Paylaş
Uzun bir süredir eğitim, ilk yıllarımızın büyük bir kısmını bir sınıfta oturup, kullanmaya başlamadan önce bilgileri sadece dinleyerek geçirmemizi sağladı. Ancak bugünkü değişimin hızı, bir gün öğrendiklerimizin ertesi gün gereksiz olabileceği anlamına geliyor. Bu, öğrenme şeklimizin değişmesi gerektiği anlamına gelir. Günümüzün hızla değişen dünyası için daha donanımlı olmamızı sağlamak için teknoloji ve yaşam boyu öğrenme gibi kavramları benimsemekten başka çaremiz yok. İşte önümüzdeki 12 ay ve sonrasında bu değişikliği yönlendirecek en önemli trendlerin özetini Forbes yazmış, ben de sizinle paylaşmak istedim.
1. YAPAY ZEKÂ
Daha önceki yazılarımda da bahsettiğim gibi son zamanlarda dillerden düşmeyen yapay zekâ (AI), Forbes’un listesinde birinci sırada. 21. yüzyılın en dönüştürücü teknolojisi olarak tanımlanan yapay zekâ, eğitim dahil insan faaliyetinin olduğu her sektörü ve alanı yeniden şekillendiriyor. Sınıfta, hem öğrencilerin hem de öğretmenlerin zamanlarını yönetmelerine ve ödevlerini tamamlamalarına yardımcı olabilecek sanal asistanlar biçiminde bulunur. Her yaştan ve yetenekten öğrenci için kişiselleştirilmiş öğrenme deneyimleri sağlayabilen özel ders sistemleri, öğretim hızını öğrencilerin ihtiyaçlarına göre uyarlayabildiği uzaktan ve çevrim içi öğrenme sistemlerini güçlendirmek, öğrencilerin çok çeşitli dilleri konuştuğu eğitim ortamlarında dil çevirisi ve diğer birçok uygulama. Hatta Çin’deki bazı okulların, öğrencilerin sınıfta dikkatlerini verip vermediklerini izlemek için bilgisayar görüş sistemlerini kullanarak yüz tanıma teknolojisini uyguladıkları bile bildirildi!

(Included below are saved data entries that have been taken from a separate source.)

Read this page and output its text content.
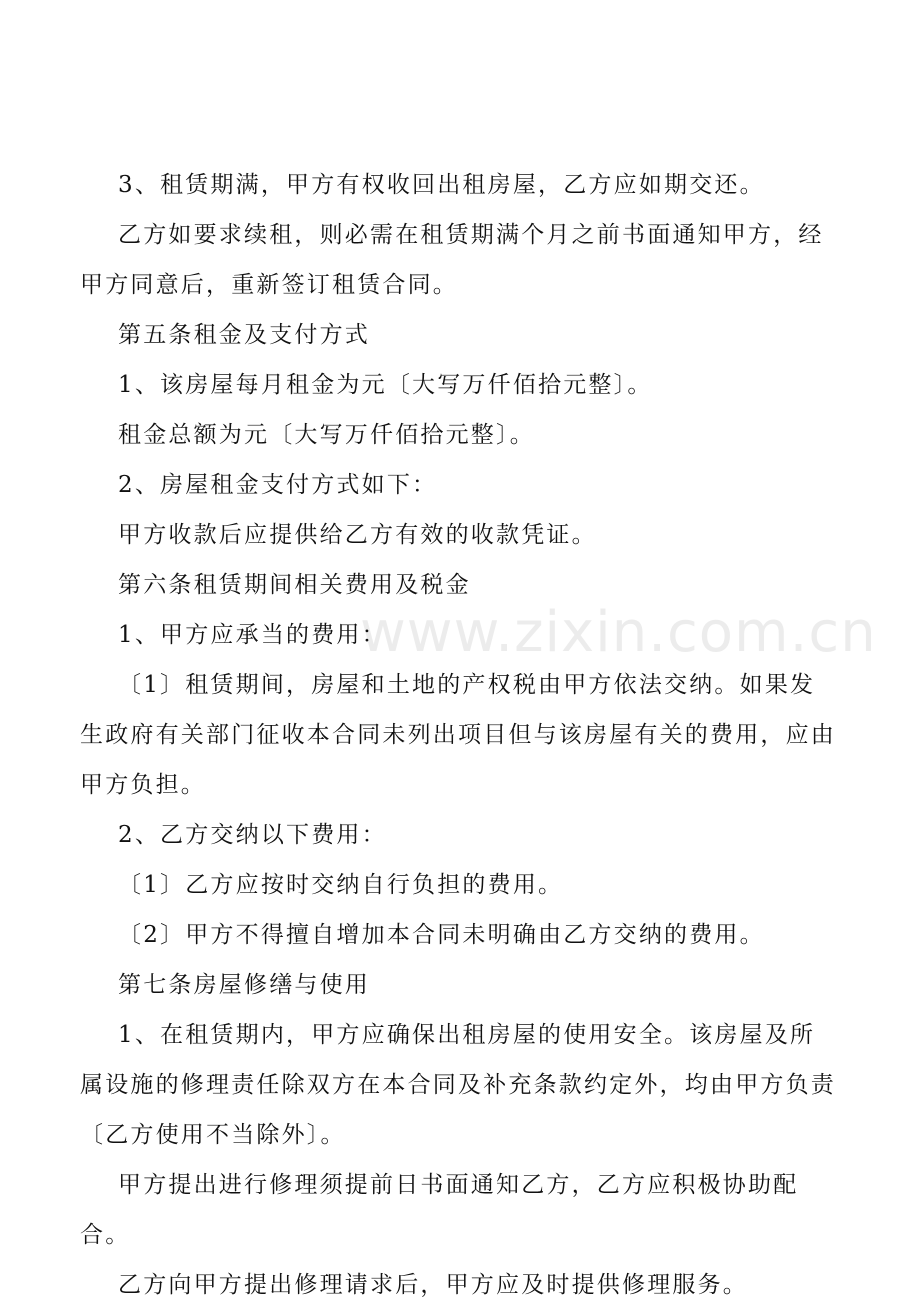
www.zixin.com.cn

3、租赁期满，甲方有权收回出租房屋，乙方应如期交还。

乙方如要求续租，则必需在租赁期满个月之前书面通知甲方，经甲方同意后，重新签订租赁合同。

第五条租金及支付方式

1、该房屋每月租金为元〔大写万仟佰拾元整〕。

租金总额为元〔大写万仟佰拾元整〕。

2、房屋租金支付方式如下：

甲方收款后应提供给乙方有效的收款凭证。

第六条租赁期间相关费用及税金

1、甲方应承当的费用：

〔1〕租赁期间，房屋和土地的产权税由甲方依法交纳。如果发生政府有关部门征收本合同未列出项目但与该房屋有关的费用，应由甲方负担。

2、乙方交纳以下费用：

〔1〕乙方应按时交纳自行负担的费用。

〔2〕甲方不得擅自增加本合同未明确由乙方交纳的费用。

第七条房屋修缮与使用

1、在租赁期内，甲方应确保出租房屋的使用安全。该房屋及所属设施的修理责任除双方在本合同及补充条款约定外，均由甲方负责〔乙方使用不当除外〕。

甲方提出进行修理须提前日书面通知乙方，乙方应积极协助配合。

乙方向甲方提出修理请求后，甲方应及时提供修理服务。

2. UZAKTAN, ÇEVRİM İÇİ VE HİBRİT ÖĞRENME
Küresel COVID-19 salgını, okulları, üniversiteleri ve kurs sağlayıcıları uzaktan eğitim verme yeteneklerini geliştirmeye zorladı. Ancak bundan önce bile, çevrimiçi öğrenme alanında, kitlesel çevrim içi açık kursların (KAÇD’ler) popülaritesinin artmasıyla birlikte bir devrim yaşanıyordu. Okullarda uzaktan ve çevrim içi öğrenme, eğitimcilerin toplulukları ne kadar izole olursa olsun öğrencilere ulaşabilmesi anlamına gelir. Bu, uzak veya kırsal yerlerde yaşadıkları için yaklaşık 270 milyon çocuğun okula gitmediği bir dünyada eğitime erişim eşitliği sağlamada ileriye doğru büyük bir adım olabilir. Şehirlerde yaşayanlar için bile çevrim içi ve uzaktan öğrenme olanaklarının yükselişi, yoğun yetişkin hayatımız derslere düzenli olarak bizzat katılmamızın zor olacağı anlamına gelse bile, eğitime devam etmemiz için bir fırsat sunuyor. Bu, Udacity, Coursera, Udemy ve EdX gibi çevrim içi eğitim teknolojisi (ed-tech) platformlarının ortaya çıkmasından kaynaklanmaktadır. Bu platformlar, teknolojik gelişmelerin artan hızıyla yaygınlaşması muhtemel, becerilerin sık sık güncellenmesini ve mikro-öğrenme gibi yeni modellerle “tamamlanmasını” gerektirecek “hayat boyu öğrenme” yaklaşımını mümkün kılacak şekilde tasarlanmıştır. Nano-öğrenme, çevrim içi öğrenme alanında son zamanlarda ortaya çıkan bir trend, ünlüler ve tanınmış uygulayıcılar tarafından verilen kurslardır. Masterclass ve Maestro platformları (sonuncusu BBC tarafından oluşturulmuştur), Julia Donaldson’dan çocuk yazarlığı, Martin Scorsese’den film yapımı veya Bob Iger’den iş dünyası gibi fırsatlar sunar.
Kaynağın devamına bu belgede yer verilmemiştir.